Mary Montague is both scientist, poet and nature writer, evident in the way she spins through observation of swallows into lush, poetic descriptions. These small birds, often overlooked by us as we pass through our day, earn a long, hearty block of text here, having travelled all the way from Africa to grace us on this island. Mary's ‘Swallows’ poem is a lesson in learning to love something by paying attention.

‘A first step to increasing our enjoyment of wild birds is to get to know them’.

Mary is a biologist by background, with a PhD in ornithology with a love of the natural world informing much of her writing. Her poetry collections are Tribe (Dedalus 2008) and Black Wolf on a White Plain (Summer Palace 2001). She has been published in numerous journals, nationally and internationally, has been widely anthologised, most recently in Queering the Green (Lifeboat Press 2021). Her work has also been translated into French, Italian and Russian.  She has received support from the Arts Council of Northern Ireland, and was a 2019 recipient of a Poetry Ireland Tyrone Guthrie Centre Mid-career Bursary.
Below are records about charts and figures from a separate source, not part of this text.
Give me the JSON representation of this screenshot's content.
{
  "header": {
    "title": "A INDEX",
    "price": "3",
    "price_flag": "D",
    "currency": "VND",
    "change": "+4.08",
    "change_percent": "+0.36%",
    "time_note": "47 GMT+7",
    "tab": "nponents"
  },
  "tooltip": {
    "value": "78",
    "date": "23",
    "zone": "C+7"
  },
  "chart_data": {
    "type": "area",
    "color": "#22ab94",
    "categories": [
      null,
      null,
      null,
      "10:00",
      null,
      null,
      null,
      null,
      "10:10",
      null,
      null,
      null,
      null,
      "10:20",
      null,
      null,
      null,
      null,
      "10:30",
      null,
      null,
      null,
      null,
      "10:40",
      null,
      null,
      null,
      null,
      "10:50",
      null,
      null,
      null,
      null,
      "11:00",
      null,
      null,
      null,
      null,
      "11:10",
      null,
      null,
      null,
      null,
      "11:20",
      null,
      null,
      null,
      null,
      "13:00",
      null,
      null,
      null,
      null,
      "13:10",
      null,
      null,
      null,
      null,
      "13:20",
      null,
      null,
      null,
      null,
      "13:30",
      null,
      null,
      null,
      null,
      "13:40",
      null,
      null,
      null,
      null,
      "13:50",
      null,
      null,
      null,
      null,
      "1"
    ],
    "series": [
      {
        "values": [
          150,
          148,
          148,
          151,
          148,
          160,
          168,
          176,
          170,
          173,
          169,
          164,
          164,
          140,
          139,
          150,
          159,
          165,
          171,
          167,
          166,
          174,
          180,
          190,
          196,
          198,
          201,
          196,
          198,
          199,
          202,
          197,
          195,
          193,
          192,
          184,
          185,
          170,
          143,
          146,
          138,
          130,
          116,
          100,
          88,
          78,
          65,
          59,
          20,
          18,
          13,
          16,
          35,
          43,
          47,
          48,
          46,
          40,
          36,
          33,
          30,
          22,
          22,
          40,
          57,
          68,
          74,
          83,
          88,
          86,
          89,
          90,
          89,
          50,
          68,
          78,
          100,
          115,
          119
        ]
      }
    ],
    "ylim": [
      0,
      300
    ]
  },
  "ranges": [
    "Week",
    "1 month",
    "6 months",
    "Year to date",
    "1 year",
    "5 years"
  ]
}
She contributes to The Guardian’s Country Diary.

3rd Floor - Swifts by Patrick Murphy

We recently started a conversation with artist Patrick Murphy inspired by our summer friends. 'At the start of a project, I often write words that express what I'm trying to create'. One piece of work that was created is a poem which can be read continuous cycle. 

Patrick Murphy is an artist, designer and curator whose work is exhibited internationally and held in public and private collections. He works across a wide range of media and projects from commissions for large scale art installations and interventions to print and sculptural work. As an artist, Murphy’s conceptual approach is grounded in creating a dialogue with our surroundings and each other. Using familiar objects and themes to depict and examine our culture, he seeks to alter the original context of his subjects so they appear simultaneously both familiar and unfamiliar, to encourage and stimulate a sense of questioning and search for meaning from the viewer.
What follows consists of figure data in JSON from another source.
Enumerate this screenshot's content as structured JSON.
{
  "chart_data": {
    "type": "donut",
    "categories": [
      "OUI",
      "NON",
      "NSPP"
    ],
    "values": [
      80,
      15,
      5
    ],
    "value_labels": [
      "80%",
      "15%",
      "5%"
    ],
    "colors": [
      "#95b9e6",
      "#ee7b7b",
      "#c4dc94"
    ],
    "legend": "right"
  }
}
His work includes commissions for KLM, and Delta Airlines, Queens University, Senator G.Mitchell, Dr Ian Paisley, John Hume and other key public figures, and his work is held in private and public collections throughout the UK, Ireland, Kentucky USA and Valletta Malta. 

3rd Floor - Swallows by Natalka Bilotserkivets

Like the migratory swifts that make The Crescent home each summer, the swallows in this poem by Ukrainian poet Natalka Bilotserkivets are in transit, in a ‘last attempt to fly off somewhere’. Natalkas’ poem, written in the late 90s, finds renewed prescience today, in its dealings with escape, the hunger for freedom, and a species in danger.

‘But now, I believe, my "Swallows" became rather a symbol of the "collective" courage, courage of the whole nation, my native Ukrainian nation’.

You will find the poem written in both Ukrainian and English. 

Natalka Bilotserkivets is a Ukrainian poet and translator. Born in the village of Kuyanivka, she now lives and works in Kyiv. She is the author of seven poetry collections and one book of critical essays, and her work has been translated into many languages including German, Polish, and Swedish. Her poem We’ll Not Die in Paris has become an anthem for the post-Chernobyl generation of Ukrainians who lived through the fall of the Soviet Union.